Reputation: 8439
I just learnt about the excellent pyparsing module and I would like to use it to make a query parser.
Basically I would like to be able to parse the following kind of expression:
'b_Coherent == "1_2" or (symbol == 2 and nucleon != 3)'
where b_coherent, symbol and nucleon are keywords of a database.
I read carefully one of the examples shipped with pyparsing (searchparser.py) that, I think (I hope !), led me quite close to my goal but there is still something wrong.
Here is my code:
from pyparsing import *
logical_operator = oneOf(['and','&','or','|'], caseless=True)
not_operator = oneOf(['not','^'], caseless=True)
db_keyword = oneOf(['nucleon','b_coherent','symbol','mass'], caseless=True)
arithmetic_operator = oneOf(['==','!=','>','>=','<', '<='])
value = Word(alphanums+'_')
quote = Combine('"' + value + '"') | value
selection = db_keyword + arithmetic_operator + (value|quote)
selection = selection + ZeroOrMore(logical_operator+selection)
parenthesis = Forward()
parenthesis << ((selection + parenthesis) | selection)
parenthesis = Combine('(' + parenthesis + ')') | selection
grammar = parenthesis + lineEnd
res = grammar.parseString('b_Coherent == "1_2" or (symbol == 2 and nucleon != 3)')
I have some problem to fully understand the Forward object.
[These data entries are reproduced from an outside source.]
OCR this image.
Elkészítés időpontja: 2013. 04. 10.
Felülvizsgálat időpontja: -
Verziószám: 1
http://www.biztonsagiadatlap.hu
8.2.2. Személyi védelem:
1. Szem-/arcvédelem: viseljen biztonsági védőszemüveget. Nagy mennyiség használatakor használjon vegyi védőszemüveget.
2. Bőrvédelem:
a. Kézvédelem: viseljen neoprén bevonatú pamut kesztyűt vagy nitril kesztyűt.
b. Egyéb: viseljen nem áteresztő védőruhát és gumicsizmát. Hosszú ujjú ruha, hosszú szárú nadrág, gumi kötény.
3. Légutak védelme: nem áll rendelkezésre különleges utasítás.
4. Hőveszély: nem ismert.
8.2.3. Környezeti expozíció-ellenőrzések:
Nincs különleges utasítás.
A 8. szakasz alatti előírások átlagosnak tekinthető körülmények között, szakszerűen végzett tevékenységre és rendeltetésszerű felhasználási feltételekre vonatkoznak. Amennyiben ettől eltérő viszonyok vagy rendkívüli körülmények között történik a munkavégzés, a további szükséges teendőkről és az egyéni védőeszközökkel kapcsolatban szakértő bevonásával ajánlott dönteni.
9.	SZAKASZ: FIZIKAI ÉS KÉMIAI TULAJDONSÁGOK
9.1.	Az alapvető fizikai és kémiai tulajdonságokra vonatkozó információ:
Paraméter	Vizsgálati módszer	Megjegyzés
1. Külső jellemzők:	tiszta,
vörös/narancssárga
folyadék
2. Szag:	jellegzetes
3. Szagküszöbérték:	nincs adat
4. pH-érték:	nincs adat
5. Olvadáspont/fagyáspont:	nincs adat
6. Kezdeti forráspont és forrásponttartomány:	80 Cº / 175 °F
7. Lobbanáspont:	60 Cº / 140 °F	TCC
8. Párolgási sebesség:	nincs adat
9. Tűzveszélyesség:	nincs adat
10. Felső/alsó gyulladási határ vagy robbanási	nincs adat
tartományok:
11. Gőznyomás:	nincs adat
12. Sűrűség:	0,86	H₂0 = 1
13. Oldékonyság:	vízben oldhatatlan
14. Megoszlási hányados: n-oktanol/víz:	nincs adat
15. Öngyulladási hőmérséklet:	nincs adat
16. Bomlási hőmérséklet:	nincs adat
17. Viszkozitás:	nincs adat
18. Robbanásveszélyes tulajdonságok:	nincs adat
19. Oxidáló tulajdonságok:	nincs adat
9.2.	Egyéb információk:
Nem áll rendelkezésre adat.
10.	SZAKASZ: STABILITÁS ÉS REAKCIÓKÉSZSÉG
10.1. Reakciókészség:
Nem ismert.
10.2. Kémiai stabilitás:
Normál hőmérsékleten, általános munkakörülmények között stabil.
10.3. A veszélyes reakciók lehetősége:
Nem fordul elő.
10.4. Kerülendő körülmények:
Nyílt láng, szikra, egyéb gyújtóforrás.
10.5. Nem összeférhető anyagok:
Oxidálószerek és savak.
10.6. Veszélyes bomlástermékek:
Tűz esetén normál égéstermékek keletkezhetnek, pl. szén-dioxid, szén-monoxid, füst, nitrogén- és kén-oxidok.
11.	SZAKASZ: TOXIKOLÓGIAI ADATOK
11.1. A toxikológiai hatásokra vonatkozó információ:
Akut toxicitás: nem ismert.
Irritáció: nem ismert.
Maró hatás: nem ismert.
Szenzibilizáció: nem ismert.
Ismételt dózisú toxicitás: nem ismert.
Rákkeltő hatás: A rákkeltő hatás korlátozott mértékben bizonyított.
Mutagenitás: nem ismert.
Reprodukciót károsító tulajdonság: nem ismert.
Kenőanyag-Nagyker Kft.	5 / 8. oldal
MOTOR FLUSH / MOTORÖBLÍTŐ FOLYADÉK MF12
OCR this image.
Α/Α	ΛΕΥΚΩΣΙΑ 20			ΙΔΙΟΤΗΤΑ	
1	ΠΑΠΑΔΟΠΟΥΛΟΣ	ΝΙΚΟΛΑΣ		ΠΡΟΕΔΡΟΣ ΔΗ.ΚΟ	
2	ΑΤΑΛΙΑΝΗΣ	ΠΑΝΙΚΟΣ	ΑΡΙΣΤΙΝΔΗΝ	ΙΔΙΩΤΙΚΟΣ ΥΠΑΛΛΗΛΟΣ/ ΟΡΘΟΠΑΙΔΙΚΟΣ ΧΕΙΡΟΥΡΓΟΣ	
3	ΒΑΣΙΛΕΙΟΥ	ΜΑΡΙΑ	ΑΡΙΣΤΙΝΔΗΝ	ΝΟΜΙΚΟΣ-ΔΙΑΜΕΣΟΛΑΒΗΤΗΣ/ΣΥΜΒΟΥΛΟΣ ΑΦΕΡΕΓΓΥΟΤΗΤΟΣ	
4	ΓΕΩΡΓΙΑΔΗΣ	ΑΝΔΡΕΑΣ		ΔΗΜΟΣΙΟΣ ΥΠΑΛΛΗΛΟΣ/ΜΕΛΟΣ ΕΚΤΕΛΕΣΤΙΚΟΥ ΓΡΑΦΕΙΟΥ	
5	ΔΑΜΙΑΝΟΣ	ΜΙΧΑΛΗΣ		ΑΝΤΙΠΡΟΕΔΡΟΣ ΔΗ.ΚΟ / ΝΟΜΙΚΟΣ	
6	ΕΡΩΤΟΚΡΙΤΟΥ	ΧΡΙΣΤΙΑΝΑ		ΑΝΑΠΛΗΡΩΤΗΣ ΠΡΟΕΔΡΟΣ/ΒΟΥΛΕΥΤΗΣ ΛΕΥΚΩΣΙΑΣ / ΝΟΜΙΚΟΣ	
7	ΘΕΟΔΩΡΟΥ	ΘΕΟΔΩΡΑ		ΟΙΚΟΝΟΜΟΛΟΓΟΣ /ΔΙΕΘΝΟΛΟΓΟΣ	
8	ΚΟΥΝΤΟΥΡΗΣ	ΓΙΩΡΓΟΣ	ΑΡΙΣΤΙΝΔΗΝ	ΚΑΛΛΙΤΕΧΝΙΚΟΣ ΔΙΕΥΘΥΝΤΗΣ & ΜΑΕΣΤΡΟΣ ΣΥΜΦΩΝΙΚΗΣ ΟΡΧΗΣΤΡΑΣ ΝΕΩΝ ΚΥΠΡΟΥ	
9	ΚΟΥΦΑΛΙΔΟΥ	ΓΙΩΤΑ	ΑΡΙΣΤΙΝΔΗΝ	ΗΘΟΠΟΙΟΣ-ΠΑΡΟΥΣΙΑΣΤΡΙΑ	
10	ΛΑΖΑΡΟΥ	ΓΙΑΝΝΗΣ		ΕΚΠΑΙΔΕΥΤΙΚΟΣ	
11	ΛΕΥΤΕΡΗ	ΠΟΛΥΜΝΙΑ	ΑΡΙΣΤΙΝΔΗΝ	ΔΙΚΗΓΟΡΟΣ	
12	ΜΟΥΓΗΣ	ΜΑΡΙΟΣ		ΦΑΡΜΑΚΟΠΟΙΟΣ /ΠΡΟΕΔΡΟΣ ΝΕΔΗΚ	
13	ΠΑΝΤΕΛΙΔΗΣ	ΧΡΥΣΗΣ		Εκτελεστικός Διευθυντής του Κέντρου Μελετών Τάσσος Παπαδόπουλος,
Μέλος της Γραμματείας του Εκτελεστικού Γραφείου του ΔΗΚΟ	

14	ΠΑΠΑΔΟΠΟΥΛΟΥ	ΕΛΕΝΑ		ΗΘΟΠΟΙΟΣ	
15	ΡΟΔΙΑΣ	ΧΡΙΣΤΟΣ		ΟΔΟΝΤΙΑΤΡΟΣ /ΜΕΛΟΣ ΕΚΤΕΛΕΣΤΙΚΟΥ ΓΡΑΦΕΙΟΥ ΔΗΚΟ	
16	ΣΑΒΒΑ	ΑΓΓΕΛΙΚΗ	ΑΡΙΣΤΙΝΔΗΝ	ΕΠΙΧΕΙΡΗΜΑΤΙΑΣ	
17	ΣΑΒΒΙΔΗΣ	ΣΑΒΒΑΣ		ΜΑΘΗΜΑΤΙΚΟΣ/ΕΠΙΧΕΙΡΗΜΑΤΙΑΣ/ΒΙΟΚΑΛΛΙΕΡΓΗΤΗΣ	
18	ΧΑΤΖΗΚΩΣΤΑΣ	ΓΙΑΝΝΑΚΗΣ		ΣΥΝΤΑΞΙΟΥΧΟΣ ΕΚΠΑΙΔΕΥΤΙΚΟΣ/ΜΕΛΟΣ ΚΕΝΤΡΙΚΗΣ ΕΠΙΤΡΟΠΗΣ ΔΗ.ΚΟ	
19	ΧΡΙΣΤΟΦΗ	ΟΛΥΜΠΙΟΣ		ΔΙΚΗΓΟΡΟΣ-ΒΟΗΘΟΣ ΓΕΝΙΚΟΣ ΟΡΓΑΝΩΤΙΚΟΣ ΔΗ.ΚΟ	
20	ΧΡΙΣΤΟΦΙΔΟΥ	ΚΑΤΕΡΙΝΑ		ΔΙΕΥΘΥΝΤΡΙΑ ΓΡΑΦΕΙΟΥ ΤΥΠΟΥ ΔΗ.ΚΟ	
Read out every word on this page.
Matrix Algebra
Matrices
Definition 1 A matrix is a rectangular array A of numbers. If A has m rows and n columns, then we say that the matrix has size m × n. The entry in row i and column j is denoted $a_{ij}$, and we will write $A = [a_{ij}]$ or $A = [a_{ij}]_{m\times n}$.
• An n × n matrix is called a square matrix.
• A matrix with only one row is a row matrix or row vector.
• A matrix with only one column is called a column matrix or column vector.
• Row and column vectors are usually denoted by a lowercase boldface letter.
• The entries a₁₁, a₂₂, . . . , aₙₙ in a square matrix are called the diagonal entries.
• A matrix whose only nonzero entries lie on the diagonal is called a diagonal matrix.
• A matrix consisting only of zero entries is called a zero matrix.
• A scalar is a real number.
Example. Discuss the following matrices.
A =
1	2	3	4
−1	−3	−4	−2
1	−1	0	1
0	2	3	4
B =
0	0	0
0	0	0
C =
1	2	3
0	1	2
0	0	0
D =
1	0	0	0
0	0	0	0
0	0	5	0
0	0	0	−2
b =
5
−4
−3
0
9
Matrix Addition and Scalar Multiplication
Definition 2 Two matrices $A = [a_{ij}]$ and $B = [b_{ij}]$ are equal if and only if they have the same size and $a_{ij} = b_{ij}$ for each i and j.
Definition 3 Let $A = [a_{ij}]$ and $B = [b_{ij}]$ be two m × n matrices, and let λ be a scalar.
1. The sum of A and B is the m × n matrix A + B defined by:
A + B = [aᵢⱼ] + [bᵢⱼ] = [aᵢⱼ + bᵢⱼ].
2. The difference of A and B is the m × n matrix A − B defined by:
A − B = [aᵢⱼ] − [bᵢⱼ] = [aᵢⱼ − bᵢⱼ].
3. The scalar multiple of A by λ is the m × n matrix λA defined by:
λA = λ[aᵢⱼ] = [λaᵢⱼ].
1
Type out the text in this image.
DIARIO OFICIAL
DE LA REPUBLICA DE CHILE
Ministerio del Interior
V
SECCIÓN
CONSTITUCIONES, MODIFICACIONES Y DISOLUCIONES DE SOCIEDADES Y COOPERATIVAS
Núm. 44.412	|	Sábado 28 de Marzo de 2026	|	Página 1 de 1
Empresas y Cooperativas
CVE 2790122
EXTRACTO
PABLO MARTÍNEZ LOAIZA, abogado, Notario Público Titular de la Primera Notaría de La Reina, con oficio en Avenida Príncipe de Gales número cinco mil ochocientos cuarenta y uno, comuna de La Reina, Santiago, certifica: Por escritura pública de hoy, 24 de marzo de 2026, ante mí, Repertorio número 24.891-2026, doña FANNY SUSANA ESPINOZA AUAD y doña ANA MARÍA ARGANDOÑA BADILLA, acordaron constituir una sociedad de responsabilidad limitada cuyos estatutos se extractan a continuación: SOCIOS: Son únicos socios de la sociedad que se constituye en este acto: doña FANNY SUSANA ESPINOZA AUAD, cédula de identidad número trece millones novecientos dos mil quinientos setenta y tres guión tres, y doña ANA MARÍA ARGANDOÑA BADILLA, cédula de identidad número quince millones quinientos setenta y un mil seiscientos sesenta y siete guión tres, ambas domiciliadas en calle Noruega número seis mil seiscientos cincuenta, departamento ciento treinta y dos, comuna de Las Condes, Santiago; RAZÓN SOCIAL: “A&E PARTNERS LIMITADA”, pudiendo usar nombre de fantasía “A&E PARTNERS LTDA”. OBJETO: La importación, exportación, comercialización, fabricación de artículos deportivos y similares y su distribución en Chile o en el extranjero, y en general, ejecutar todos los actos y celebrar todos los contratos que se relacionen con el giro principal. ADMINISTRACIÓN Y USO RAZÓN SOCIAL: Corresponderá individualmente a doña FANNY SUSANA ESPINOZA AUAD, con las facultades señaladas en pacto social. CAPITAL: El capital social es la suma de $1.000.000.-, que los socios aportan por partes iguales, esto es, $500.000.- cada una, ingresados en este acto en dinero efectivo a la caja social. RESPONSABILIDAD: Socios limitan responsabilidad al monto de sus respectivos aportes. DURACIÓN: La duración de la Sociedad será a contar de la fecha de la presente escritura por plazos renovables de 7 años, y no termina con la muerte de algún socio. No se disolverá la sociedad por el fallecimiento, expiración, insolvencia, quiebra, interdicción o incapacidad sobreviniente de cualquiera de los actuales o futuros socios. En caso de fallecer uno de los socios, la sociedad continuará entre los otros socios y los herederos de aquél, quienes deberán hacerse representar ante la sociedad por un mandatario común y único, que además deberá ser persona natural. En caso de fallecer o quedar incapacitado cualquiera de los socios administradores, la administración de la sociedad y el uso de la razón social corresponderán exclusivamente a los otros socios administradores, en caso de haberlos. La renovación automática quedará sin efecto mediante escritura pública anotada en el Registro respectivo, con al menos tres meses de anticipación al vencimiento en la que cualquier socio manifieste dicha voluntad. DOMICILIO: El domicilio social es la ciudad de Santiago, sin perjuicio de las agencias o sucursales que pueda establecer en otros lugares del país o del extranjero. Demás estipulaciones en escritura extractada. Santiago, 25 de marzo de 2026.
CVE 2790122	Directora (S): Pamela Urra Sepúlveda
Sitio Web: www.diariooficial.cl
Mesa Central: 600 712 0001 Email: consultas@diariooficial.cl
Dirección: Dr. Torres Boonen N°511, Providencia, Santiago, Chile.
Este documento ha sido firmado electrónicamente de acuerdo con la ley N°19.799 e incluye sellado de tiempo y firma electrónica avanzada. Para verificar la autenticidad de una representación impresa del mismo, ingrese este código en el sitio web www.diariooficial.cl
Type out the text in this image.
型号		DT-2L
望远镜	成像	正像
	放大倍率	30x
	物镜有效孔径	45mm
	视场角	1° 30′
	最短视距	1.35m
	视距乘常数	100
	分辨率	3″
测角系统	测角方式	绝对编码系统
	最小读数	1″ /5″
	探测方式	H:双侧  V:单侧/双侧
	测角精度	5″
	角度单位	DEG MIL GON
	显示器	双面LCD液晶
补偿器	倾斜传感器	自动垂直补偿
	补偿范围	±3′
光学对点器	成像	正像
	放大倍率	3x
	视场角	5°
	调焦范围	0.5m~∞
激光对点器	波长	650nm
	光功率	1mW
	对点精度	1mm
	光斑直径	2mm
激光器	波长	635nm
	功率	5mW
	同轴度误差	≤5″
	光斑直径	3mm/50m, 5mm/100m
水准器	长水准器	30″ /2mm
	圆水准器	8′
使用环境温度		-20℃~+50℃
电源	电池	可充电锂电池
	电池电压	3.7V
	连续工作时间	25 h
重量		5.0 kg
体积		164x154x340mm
Maybe that is one reason for my parser to not work properly. Would you have any idea of what is wrong with my grammar ?
thanks a lot for your help
Eric
Upvotes: 1
Views: 985
Reputation: 63762
You can use Forward to hand-craft your own expression nesting within parentheses, etc., but pyparsing's operatorPrecedence
simplifies this whole process. See my updated form of your original code below, with comments:
from pyparsing import *
# break these up so we can represent higher precedence for 'and' over 'or'
#~ logical_operator = oneOf(['and','&','or','|'], caseless=True)
not_operator = oneOf(['not','^'], caseless=True)
and_operator = oneOf(['and','&'], caseless=True)
or_operator = oneOf(['or' ,'|'], caseless=True)
# db_keyword is okay, but you might just want to use a general 'identifier' expression,
# you won't have to keep updating as you add other terms to your query language
db_keyword = oneOf(['nucleon','b_coherent','symbol','mass'], caseless=True)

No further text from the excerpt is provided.